Unlike previous trial sessions looking into the case, court security tightened their grip on media personnel covering the session through registration paperwork. It also made journalists write vows not to take pictures outside of the court venue.

The court obstructed journalists with cameras from covering the session, asking for permissions and paperwork.  Journalists lined up in front of the administrative offices at the State Council, waiting for the issuance of the papers. Security from the court instructed media personnel to stay in the first floor of the court, and to remain seated until they had the permissions.
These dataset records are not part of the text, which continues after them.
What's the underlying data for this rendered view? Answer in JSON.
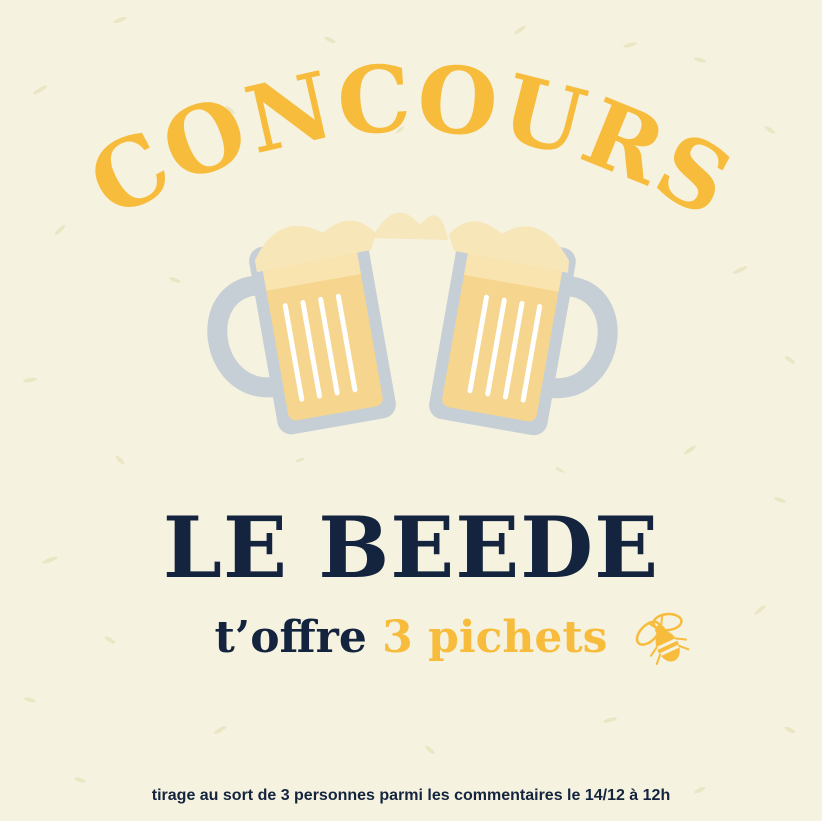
{
  "poster": {
    "headline": "CONCOURS",
    "brand": "LE BEEDE",
    "offer_prefix": "t’offre",
    "offer_highlight": "3 pichets",
    "footer": "tirage au sort de 3 personnes parmi les commentaires le 14/12 à 12h"
  },
  "colors": {
    "background": "#f5f2df",
    "accent": "#f7bc3c",
    "navy": "#14243f",
    "mug_glass": "#c6cfd6",
    "beer": "#f6d68e"
  },
  "icons": [
    "beer-mugs-illustration",
    "bee-icon"
  ]
}
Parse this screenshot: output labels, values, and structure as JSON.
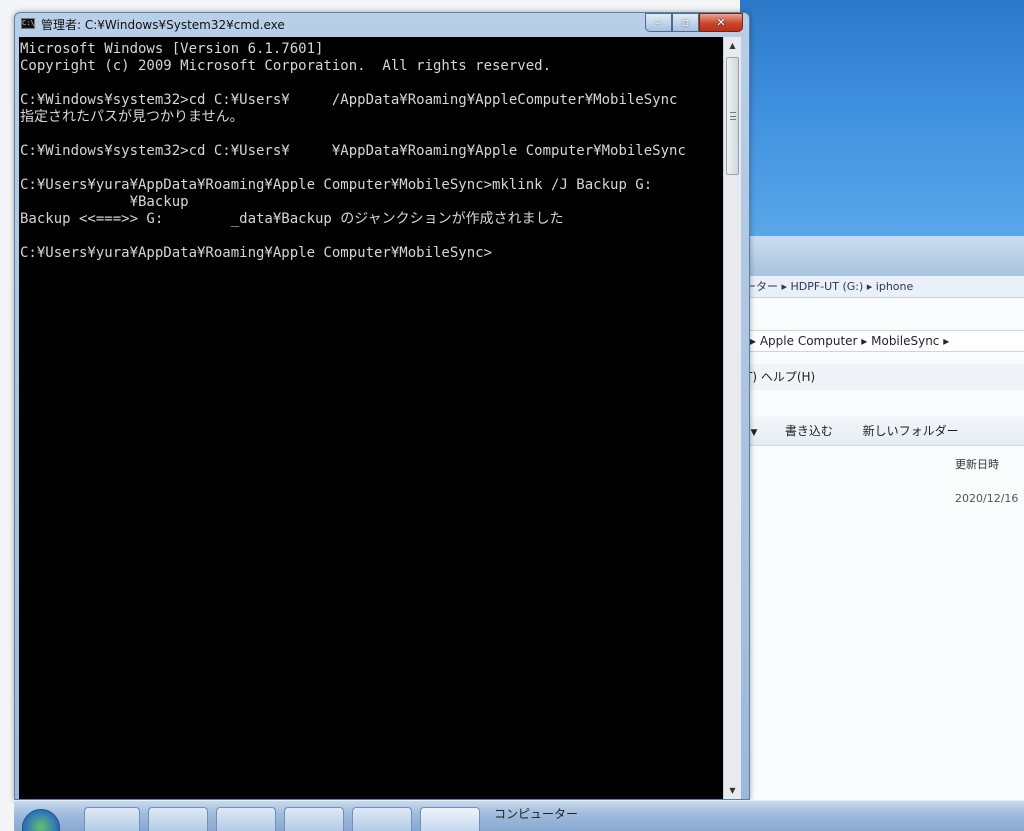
{
  "cmd": {
    "title": "管理者: C:¥Windows¥System32¥cmd.exe",
    "icon_label": "C:\\",
    "buttons": {
      "minimize": "–",
      "maximize": "▫",
      "close": "✕"
    },
    "lines": [
      "Microsoft Windows [Version 6.1.7601]",
      "Copyright (c) 2009 Microsoft Corporation.  All rights reserved.",
      "",
      "C:¥Windows¥system32>cd C:¥Users¥     /AppData¥Roaming¥AppleComputer¥MobileSync",
      "指定されたパスが見つかりません。",
      "",
      "C:¥Windows¥system32>cd C:¥Users¥     ¥AppData¥Roaming¥Apple Computer¥MobileSync",
      "",
      "C:¥Users¥yura¥AppData¥Roaming¥Apple Computer¥MobileSync>mklink /J Backup G:",
      "             ¥Backup",
      "Backup <<===>> G:        _data¥Backup のジャンクションが作成されました",
      "",
      "C:¥Users¥yura¥AppData¥Roaming¥Apple Computer¥MobileSync>"
    ]
  },
  "explorer": {
    "address_top": "ーター ▸ HDPF-UT (G:) ▸        iphone",
    "address": "▸ Apple Computer ▸ MobileSync ▸",
    "menu_help": "T)  ヘルプ(H)",
    "toolbar": {
      "burn": "書き込む",
      "new_folder": "新しいフォルダー"
    },
    "column_modified": "更新日時",
    "row_modified": "2020/12/16"
  },
  "taskbar": {
    "explorer_label": "コンピューター"
  },
  "colors": {
    "console_bg": "#000000",
    "console_text": "#d6d6d6",
    "close_button": "#c9462c"
  }
}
Up until Sunday afternoon, the State Council had not decided on a courthouse to hold the session. Confused by various statements, the journalists and plaintiffs kept moving between venues based on official orders, until the session was held.

The session witnessed heavy chanting by activists who attended the session in solidarity, such as ”The islands are Egyptian”, “We don’t want the Saudi Bridge”, and “Malek Adly is free”.


Last week’s verdict was a shock to the government, which coldly reacted to the decision by vowing to appeal the case and arguing that the Administrative Court lacks specialisation to rule in the case.

Meanwhile, several members of parliament said in media statements that after the verdict, Saudi Arabia can go the International Court of Justice to demand sovereignty over the islands.

In an interview on Egyptian state TV, parliamentary speaker Ali Abdul Aal asked everyone who has documents proving that the islands belong to Egypt to hand them over to the authorities.